Providing the special overload of the operator<< whose second argument matches a specific instantiation of the endl template allows the call to resolve.
endl is an IO manipulator, which is a functor that accepts a stream by reference, performs some operation on it, and returns that stream, also by reference. cout << endl is equivalent to cout << '\n' << flush, where flush is a manipulator that flushes the output buffer.

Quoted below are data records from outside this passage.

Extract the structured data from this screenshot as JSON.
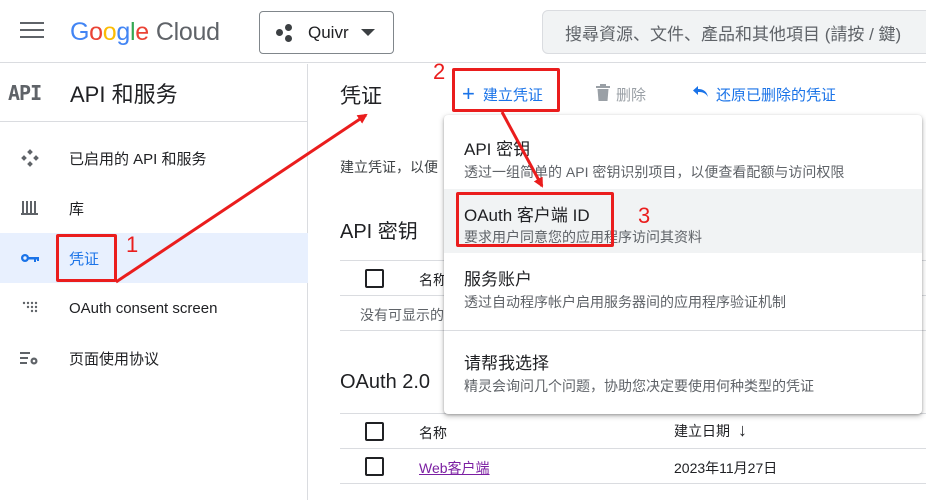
{
  "topbar": {
    "logo": {
      "letters": [
        "G",
        "o",
        "o",
        "g",
        "l",
        "e"
      ],
      "suffix": "Cloud"
    },
    "project": "Quivr",
    "search_placeholder": "搜尋資源、文件、產品和其他項目 (請按 / 鍵)"
  },
  "sidebar": {
    "badge": "API",
    "title": "API 和服务",
    "items": [
      {
        "label": "已启用的 API 和服务",
        "icon": "api-diamond-icon"
      },
      {
        "label": "库",
        "icon": "library-icon"
      },
      {
        "label": "凭证",
        "icon": "key-icon",
        "active": true
      },
      {
        "label": "OAuth consent screen",
        "icon": "consent-dots-icon"
      },
      {
        "label": "页面使用协议",
        "icon": "settings-list-icon"
      }
    ]
  },
  "main": {
    "title": "凭证",
    "toolbar": {
      "create": "建立凭证",
      "delete": "删除",
      "restore": "还原已删除的凭证"
    },
    "intro": "建立凭证，以便",
    "api_keys": {
      "title": "API 密钥",
      "column_name": "名称",
      "empty": "没有可显示的"
    },
    "oauth": {
      "title": "OAuth 2.0",
      "columns": {
        "name": "名称",
        "created": "建立日期"
      },
      "rows": [
        {
          "name": "Web客户端",
          "created": "2023年11月27日"
        }
      ]
    }
  },
  "menu": {
    "items": [
      {
        "title": "API 密钥",
        "desc": "透过一组简单的 API 密钥识别项目，以便查看配额与访问权限"
      },
      {
        "title": "OAuth 客户端 ID",
        "desc": "要求用户同意您的应用程序访问其资料"
      },
      {
        "title": "服务账户",
        "desc": "透过自动程序帐户启用服务器间的应用程序验证机制"
      },
      {
        "title": "请帮我选择",
        "desc": "精灵会询问几个问题，协助您决定要使用何种类型的凭证"
      }
    ]
  },
  "annotations": {
    "step1": "1",
    "step2": "2",
    "step3": "3",
    "color": "#ea1d1d"
  },
  "colors": {
    "accent": "#1a73e8",
    "active_bg": "#e8f0fe",
    "link_visited": "#7b1fa2"
  }
}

In your class, you just need to write an overload for this operator:
logger& operator<<(logger&(*function)(logger&)) {
return function(*this);
}
Where logger&(*)(logger&) is the type of a function accepting and returning a logger by reference. To write your own manipulators, just write a function that matches that signature, and have it perform some operation on the stream:
logger& newline(logger& L) {
return L << '\n';
}
I believe that the problem is your stream doesn't overload operator<< to accept a function that has the same type as std::endl as illustrated in this answer: std::endl is of unknown type when overloading operator<<
In C++ it is the stream buffer that encapsulates the underlying I/O mechanisim. The stream itself only encapsulates the conversions to string, and the I/O direction.
Thus you should be using one of the predefined stream classes, rather than making your own. If you have a new target you want your I/O to go to (like a system log), what you should be creating is your own stream buffer (derived from std::streambuf).